I wrote about the power of incentives in the current Mobile App ecosystem last week in this post:
I close the article with this statement:
Of course, the strongest way to change the current app ecosystem is by changing the financial incentive. That’s where you come in. Each technology choice you make is a vote for the future you want to see. Voting with your dollar to support companies like Purism that are building hardware and software that protect your privacy sends a message to other companies that privacy matters to you and if they want you as a customer, it should matter to them too.
Every technology choice is a vote for the future, if you believe in the future we are trying to build, please consider voting for it.
Kyle,
I was provided a similar rational earlier in the posting by Amosbatto. I understand. Please know, I am an avid supporter. I have a lIbrem 15 v4. I was on the list for a Librem5 for a while. I will be again. My point boils down to this. It ca be a challenge for some individuals to put down $600-$800 for a device. If I was not interested in privacy, security, as well as having devices you control, I would not have purchased the Librem15 or any other device. The Purism Team does exceptional work. My question originated around MMS on the LIbrem5. I was interested in seeing if it had been resolved. It would appear that it is still a work in progress, for not only Purism, but more Linux developers. I have been in the realm of Logistics for over 30 years. My recommendation to your Team is work on communication. Most Teams think that if their internal communicates and provides customers with possibly vague interpretive language, is communication. For openness, customers should know the good, bad, and ugly as it happens. I know Purism is not a super large company. If you were the Apple of the Linux World and one knew the products would be released every 12 months, then customers would understand the entire time waiting, their new device was on its way, for that particular month. That being said, I do have a better understand of your costs, but would caution your Team in raising prices when the device is still under work and evolution.
Back to MMS. I do not like it but some people send me MMS and I do not even see who the sender is … It is very annoying to have to go to the desktop computer and log in to the operator to download the MMS - and then it is just a text message ! I have of course switched MMS off in my Android phone. I would like Librem5 to send an automatic reply to the sender “I cannot receive MMS” as soon as it receives a MMS. Pictures can be sent to my email account.

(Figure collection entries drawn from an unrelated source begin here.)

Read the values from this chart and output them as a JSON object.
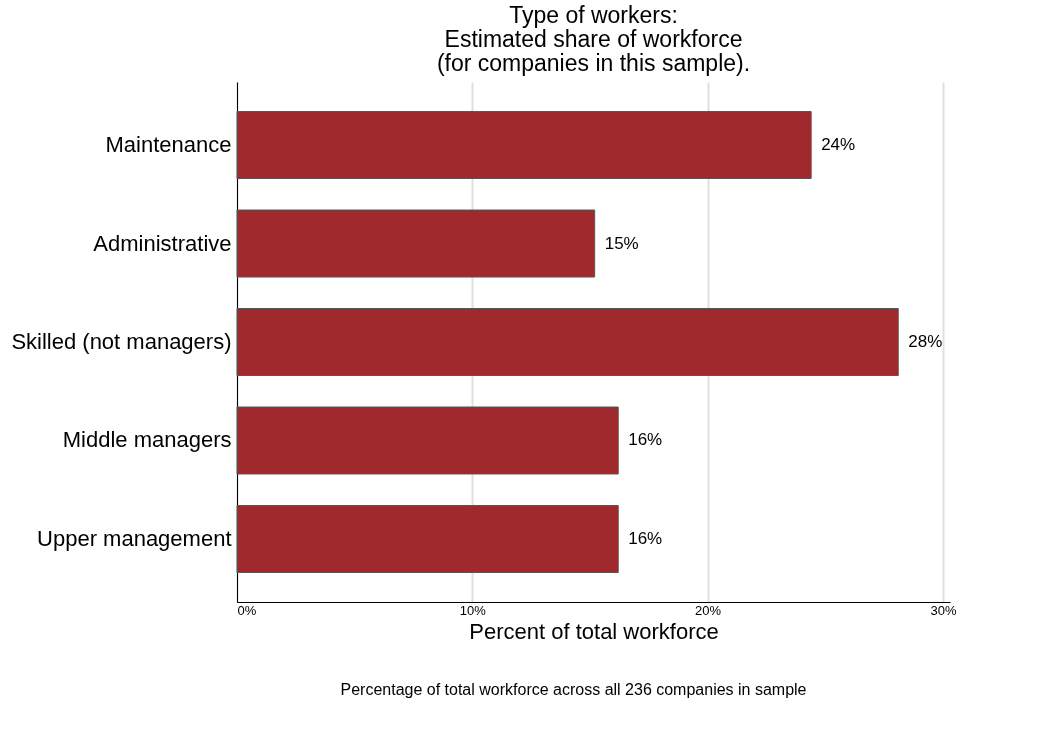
{
  "chart_data": {
    "type": "bar",
    "orientation": "horizontal",
    "title": [
      "Type of workers:",
      "Estimated share of workforce",
      "(for companies in this sample)."
    ],
    "categories": [
      "Maintenance",
      "Administrative",
      "Skilled (not managers)",
      "Middle managers",
      "Upper management"
    ],
    "values": [
      24.4,
      15.2,
      28.1,
      16.2,
      16.2
    ],
    "value_labels": [
      "24%",
      "15%",
      "28%",
      "16%",
      "16%"
    ],
    "color": "#a0292e",
    "xlim": [
      0,
      30.3
    ],
    "xticks": [
      {
        "value": 0,
        "label": "0%"
      },
      {
        "value": 10,
        "label": "10%"
      },
      {
        "value": 20,
        "label": "20%"
      },
      {
        "value": 30,
        "label": "30%"
      }
    ],
    "xlabel": "Percent of total workforce",
    "annotations": [
      "Percentage of total workforce across all 236 companies in sample"
    ],
    "grid": "x"
  }
}
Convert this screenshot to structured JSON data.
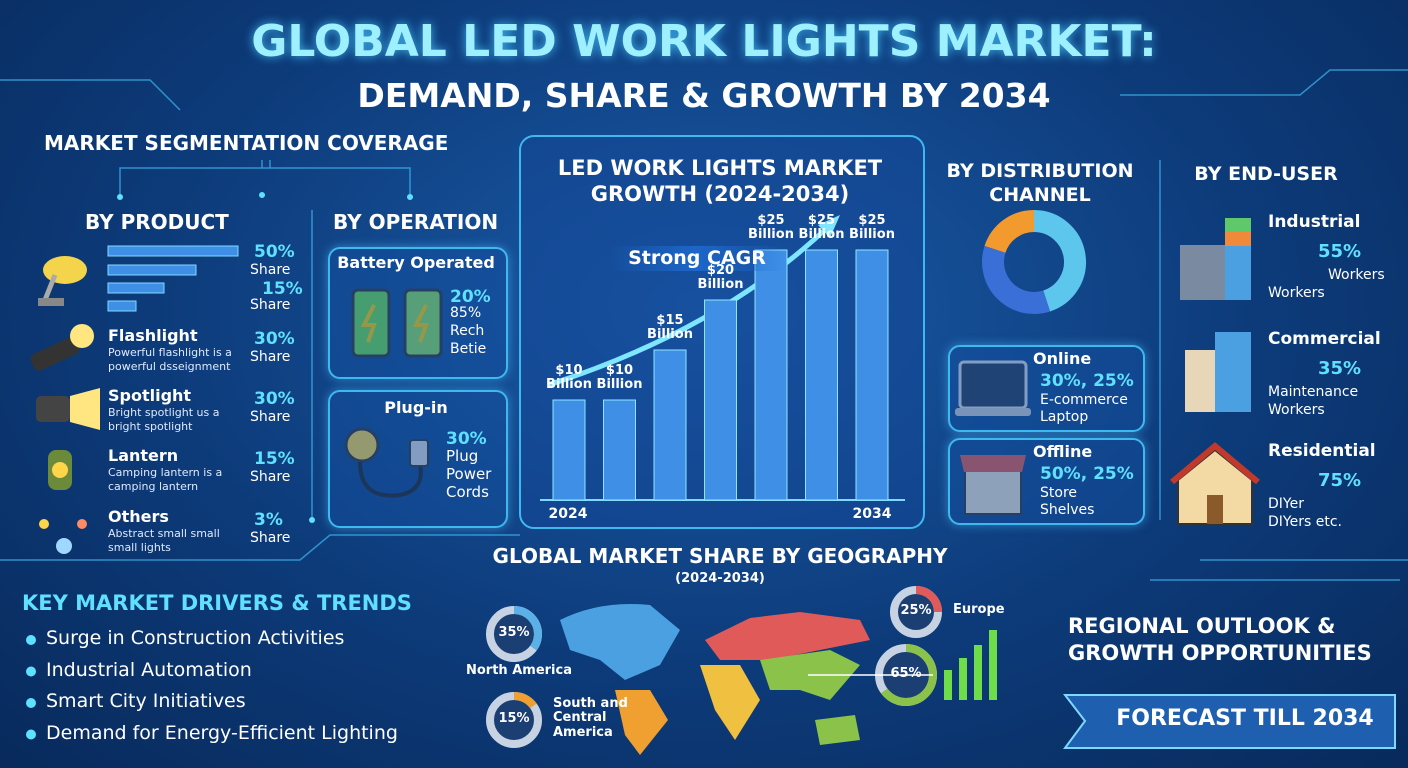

I understand that it is very easy to send a photo directly with MMS but personally I do not want to receive those. What about automatically rerouting every MMS to the email ?
I would guess that that is very doable … but only after the L5 is capable of recognizing and receiving an MMS at all.
What’s your current verdict @Jt0, if I may ask? Has there been progress with PineTime? I came across a video [there must be better but couldn’t bother] from this summer and it seems to work. Was thinking if it could be paired with L5…
Unfortunately I’ve had exactly zero time to do any more work with the dev kit since I wrote that post, due to the aforementioned commitments that are still sucking up all of my time. It’s still sitting on the corner of my desk collecting dust right next to the Raspberry Pi I was using to program it. I’ve been so out of the loop on development that your idea of the development progress is as good as mine.
From the video, that looks significantly better than the last time I looked at the state of PineTime software though.